While Jack Morris was to gain revenge, Harney would not as the heavily backed Franco Seven crossed Jack Morris at the start of the Group Two Mount Eden Sprint on 29th January 1993 and he elected to stay on the fence when there was sufficient room to get off the rail. Jack Morris went to the line climbing over the back of Franco Seven and Sean Harney received another six month suspension from the stewards.

Rod Chambers drove Jack Morris when he won his prelude of the Victoria Cup and a week later was again at the reins when Jack Morris finished second to New Zealand star Master Musician in the Group One Victoria Cup.

Jack Morris was brought back to Perth to be prepared for the 1993 Inter Dominion at Brisbane’s Albion Park track and he was pre-post favourite for the final and shortened further after a win over Warrior Khan on the opening night.

He followed that with a second to his great river Franco Tiger on the second night before cementing his place as favourite for the final with an easy win over Rustic Lad and Christopher Vance on the third night.

His price shortened from 6/4 to 4/6 when he drew gate three and despite being beaten out in the early speed battle Chambers soon had him settled outside the leader Franco Tiger before Chambers released the hand-brake with 500 metres to travel and Jack Morris cruised home six metres clear of Warrior Khan and Blossom Lady.

In a little over 15 months Jack Morris had gone from being a complete unknown and was now the best known pacer in Australasia.

He resumed racing at Gloucester Park in September 1993 with a couple of soft wins and a third placing to Zakara before Harney took him back to Brisbane for the Group One Queensland Pacing Championship where he went under to Warrior Khan by a half-head.

Jack Morris next started in the Group One Australian Pacing Championship at Moonee Valley and after downing Nicholas Branach he was the first horse invited into the 1993 Miracle Mile.

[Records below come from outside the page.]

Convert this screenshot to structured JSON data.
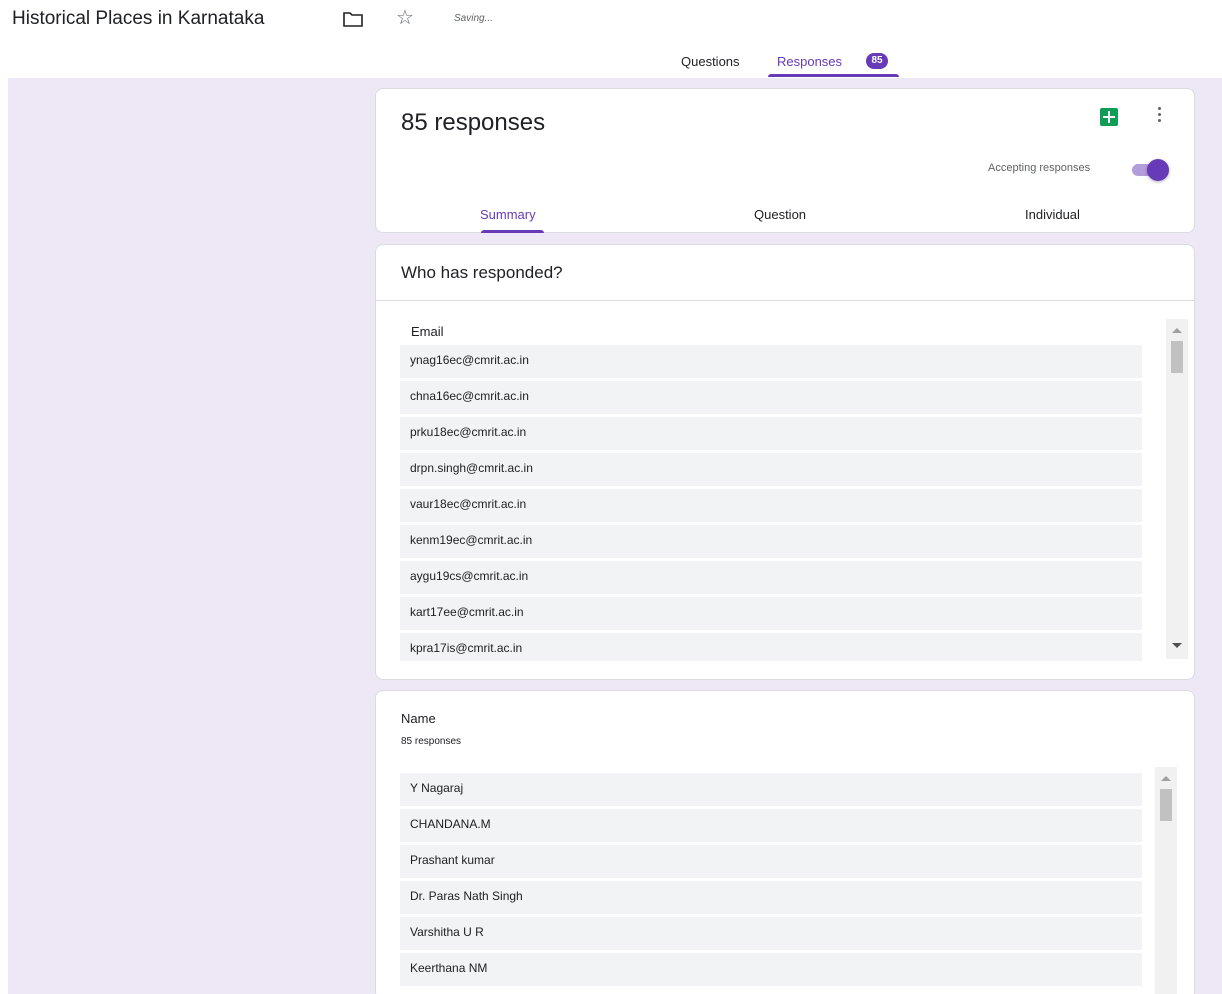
{
  "header": {
    "title": "Historical Places in Karnataka",
    "status": "Saving...",
    "folder_icon": "folder-icon",
    "star_icon": "star-icon"
  },
  "tabs": {
    "questions": "Questions",
    "responses": "Responses",
    "responses_badge": "85"
  },
  "summary": {
    "count_label": "85 responses",
    "accepting_label": "Accepting responses",
    "accepting": true,
    "subtabs": [
      "Summary",
      "Question",
      "Individual"
    ]
  },
  "who": {
    "title": "Who has responded?",
    "column_header": "Email",
    "emails": [
      "ynag16ec@cmrit.ac.in",
      "chna16ec@cmrit.ac.in",
      "prku18ec@cmrit.ac.in",
      "drpn.singh@cmrit.ac.in",
      "vaur18ec@cmrit.ac.in",
      "kenm19ec@cmrit.ac.in",
      "aygu19cs@cmrit.ac.in",
      "kart17ee@cmrit.ac.in",
      "kpra17is@cmrit.ac.in"
    ]
  },
  "name_question": {
    "title": "Name",
    "subtitle": "85 responses",
    "answers": [
      "Y Nagaraj",
      "CHANDANA.M",
      "Prashant kumar",
      "Dr. Paras Nath Singh",
      "Varshitha U R",
      "Keerthana NM"
    ]
  },
  "colors": {
    "accent": "#673ab7",
    "background": "#ede7f6",
    "sheets_green": "#0f9d58"
  }
}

Harney celebrated the invitation a week later when Jack Morris accounted for the Group Two Legends and then had to survive a double protest from the drivers of Franco Tiger and Nicholas Branach.

Harney then took Jack Morris to Hobart a week later when he easily won the Group One Tasmanian Pacing Championship before the pair headed to Sydney for the 1993 Miracle Mile on November 26th.

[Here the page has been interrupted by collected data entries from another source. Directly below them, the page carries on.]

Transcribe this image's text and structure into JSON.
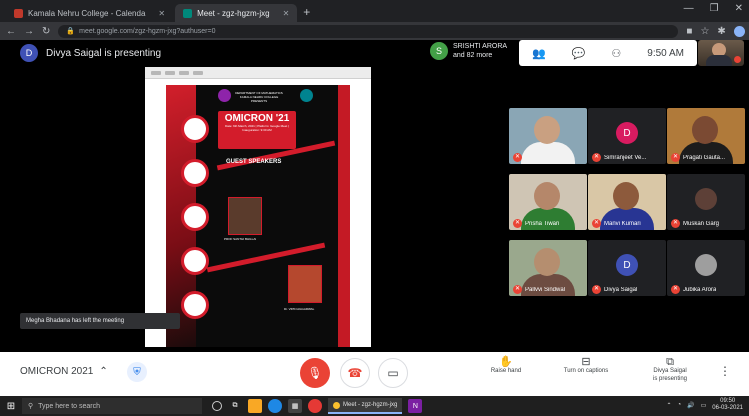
{
  "browser": {
    "tabs": [
      {
        "label": "Kamala Nehru College - Calenda",
        "favicon_color": "#c0392b",
        "active": false
      },
      {
        "label": "Meet - zgz-hgzm-jxg",
        "favicon_color": "#00897b",
        "active": true
      }
    ],
    "url": "meet.google.com/zgz-hgzm-jxg?authuser=0"
  },
  "meet": {
    "presenter_initial": "D",
    "presenter_text": "Divya Saigal is presenting",
    "pinned_initial": "S",
    "pinned_name": "SRISHTI ARORA",
    "pinned_more": "and 82 more",
    "clock": "9:50 AM",
    "toast": "Megha Bhadana has left the meeting",
    "meeting_title": "OMICRON 2021"
  },
  "poster": {
    "dept_line1": "DEPARTMENT OF MATHEMATICS",
    "dept_line2": "KAMALA NEHRU COLLEGE",
    "dept_line3": "PRESENTS",
    "event": "OMICRON '21",
    "event_details": "Date: 6th March, 2021 | Platform: Google Meet | Inauguration: 9:30 AM",
    "guest_heading": "GUEST SPEAKERS",
    "guest1": "PROF SANTHI BHILLAI",
    "guest2": "Dr. VIPIN AGGARWAL"
  },
  "participants": [
    {
      "name": "",
      "initial": "",
      "video": true,
      "skin": "#c9a081",
      "cloth": "#f2f2f2",
      "bg": "#8aa6b5"
    },
    {
      "name": "Simranjeet Ve...",
      "initial": "D",
      "video": false,
      "avatar_color": "#d81b60"
    },
    {
      "name": "Pragati Gauta...",
      "initial": "",
      "video": true,
      "skin": "#7b4a33",
      "cloth": "#1c1c1c",
      "bg": "#b07a3a"
    },
    {
      "name": "Prisha Tiwari",
      "initial": "",
      "video": true,
      "skin": "#b5876a",
      "cloth": "#2e7d32",
      "bg": "#cfc5b4"
    },
    {
      "name": "Manvi Kumari",
      "initial": "",
      "video": true,
      "skin": "#8d5a3c",
      "cloth": "#283593",
      "bg": "#d9c7a6"
    },
    {
      "name": "Muskan Garg",
      "initial": "",
      "video": false,
      "avatar_color": "#5d4037"
    },
    {
      "name": "Pallvvi Sindwal",
      "initial": "",
      "video": true,
      "skin": "#b58e6f",
      "cloth": "#6d4c41",
      "bg": "#9aa88d"
    },
    {
      "name": "Divya Saigal",
      "initial": "D",
      "video": false,
      "avatar_color": "#3f51b5"
    },
    {
      "name": "Jubika Arora",
      "initial": "",
      "video": false,
      "avatar_color": "#9e9e9e"
    }
  ],
  "controls": {
    "raise_hand": "Raise hand",
    "captions": "Turn on captions",
    "presenting_line1": "Divya Saigal",
    "presenting_line2": "is presenting"
  },
  "taskbar": {
    "search_placeholder": "Type here to search",
    "active_app": "Meet - zgz-hgzm-jxg",
    "time": "09:50",
    "date": "06-03-2021"
  },
  "colors": {
    "accent_red": "#ea4335",
    "meet_blue": "#1a73e8"
  }
}
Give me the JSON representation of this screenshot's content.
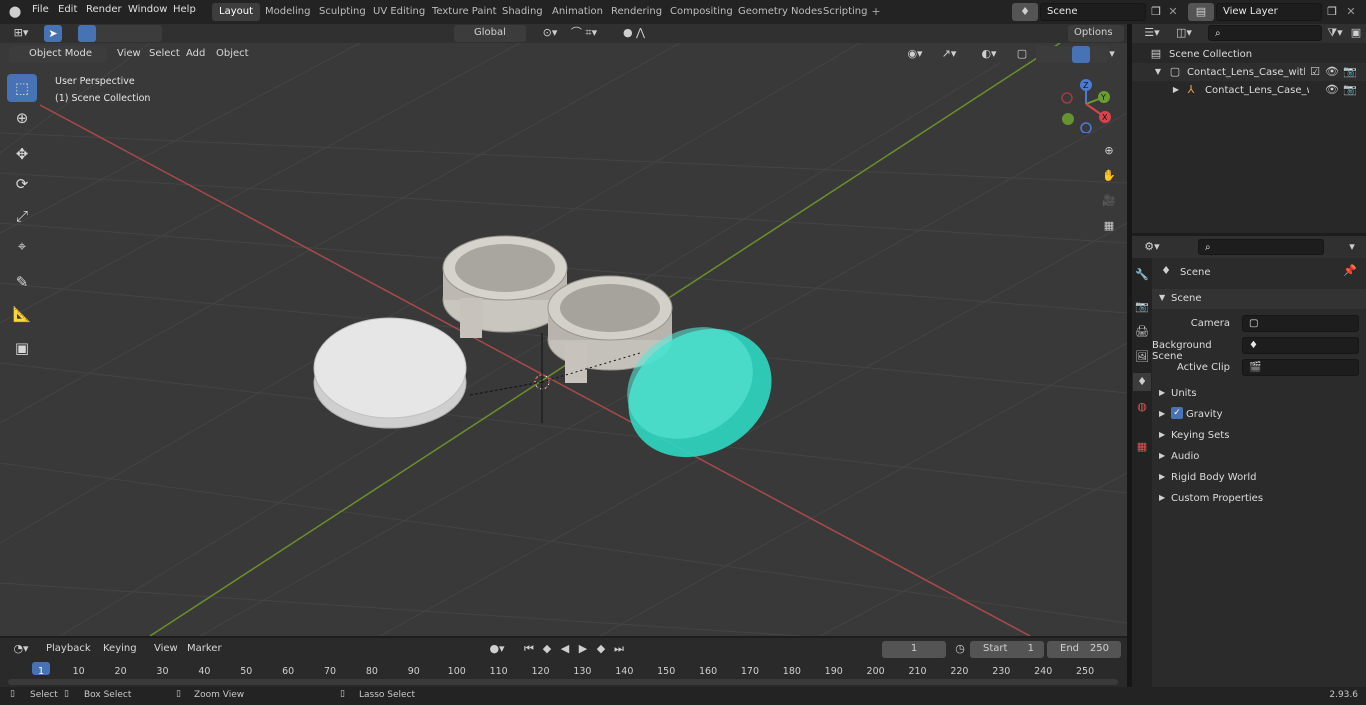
{
  "menus": [
    "File",
    "Edit",
    "Render",
    "Window",
    "Help"
  ],
  "workspaces": [
    "Layout",
    "Modeling",
    "Sculpting",
    "UV Editing",
    "Texture Paint",
    "Shading",
    "Animation",
    "Rendering",
    "Compositing",
    "Geometry Nodes",
    "Scripting"
  ],
  "scene_name": "Scene",
  "view_layer": "View Layer",
  "transform_orientation": "Global",
  "options_label": "Options",
  "mode": "Object Mode",
  "viewport_menus": [
    "View",
    "Select",
    "Add",
    "Object"
  ],
  "overlay_text": {
    "line1": "User Perspective",
    "line2": "(1) Scene Collection"
  },
  "gizmo_axes": {
    "x": "X",
    "y": "Y",
    "z": "Z"
  },
  "outliner": {
    "root": "Scene Collection",
    "items": [
      "Contact_Lens_Case_with_Opi",
      "Contact_Lens_Case_with"
    ]
  },
  "properties": {
    "header": "Scene",
    "panel": "Scene",
    "fields": [
      {
        "label": "Camera",
        "value": ""
      },
      {
        "label": "Background Scene",
        "value": ""
      },
      {
        "label": "Active Clip",
        "value": ""
      }
    ],
    "sections": [
      "Units",
      "Gravity",
      "Keying Sets",
      "Audio",
      "Rigid Body World",
      "Custom Properties"
    ]
  },
  "timeline": {
    "menus": [
      "Playback",
      "Keying",
      "View",
      "Marker"
    ],
    "current_frame": "1",
    "start_label": "Start",
    "start": "1",
    "end_label": "End",
    "end": "250",
    "ticks": [
      "1",
      "10",
      "20",
      "30",
      "40",
      "50",
      "60",
      "70",
      "80",
      "90",
      "100",
      "110",
      "120",
      "130",
      "140",
      "150",
      "160",
      "170",
      "180",
      "190",
      "200",
      "210",
      "220",
      "230",
      "240",
      "250"
    ]
  },
  "status": {
    "select": "Select",
    "box_select": "Box Select",
    "zoom_view": "Zoom View",
    "lasso_select": "Lasso Select",
    "version": "2.93.6"
  },
  "colors": {
    "accent": "#4772b3",
    "grid_x": "#a84a4a",
    "grid_y": "#6b8e2c",
    "lid_teal": "#2fd8c2"
  }
}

The 1993 Miracle Mile received unprecedented media coverage - in the press, radio and television - mainly due to the flamboyant and colourful Sean Harney.

All that pre-race publicity, plus more than 12 months hard work by NSWHRC officials, went down the drain, however, when the warning siren sounded at approximately 10.I5pm on Friday, November 26.

In one of the biggest sensations to precede a major Australasian race, Jack Morris was withdrawn only seconds before the race was scheduled to start.

Dominating betting at 4/6 after drawing barrier three, Jack Morris was scratched on the recommendation of veterinary surgeon, Dr David Evans, as the field lined up behind the mobile barrier in the back straight when blood was noticed trickling from one nostril.

Pandemonium broke out when it was announced the odds-on favourite had been scratched. It was later estimated almost $2 million wagered in bets involving Jack Morris had to be refunded.

The 1993 Miracle Mile was won in pedestrian fashion by Chokin and while it may not have packed much punch as a spectacle, it will be best remembered as the year the hot favourite was scratched at the barrier.

Owner Peter Volk was understandably furious and ordered Harney to bypass the Treuer Memorial and to take Jack Morris straight back to Perth where the gelding won a heat of the WA Pacing Cup on December 22nd 1993 at his first start for some six weeks.

Jack Morris disappointed in finishing fourth to Hilarion Star in the $400,000 final and was sent to the spelling paddock.

He didn’t race again for some 20 months and when Jack Morris next started it was in Victoria from the stables of Andrew Peace. A suspensory problem brought a premature end to the career of Jack Morris and his last 16 starts in Victoria yielded just three minor class wins and four placings.

As for Sean Harney he was diagnosed with a tumour on the spine and cancer of the oesophagus and on 29th September 1994 he died a month short of his fortieth birthday.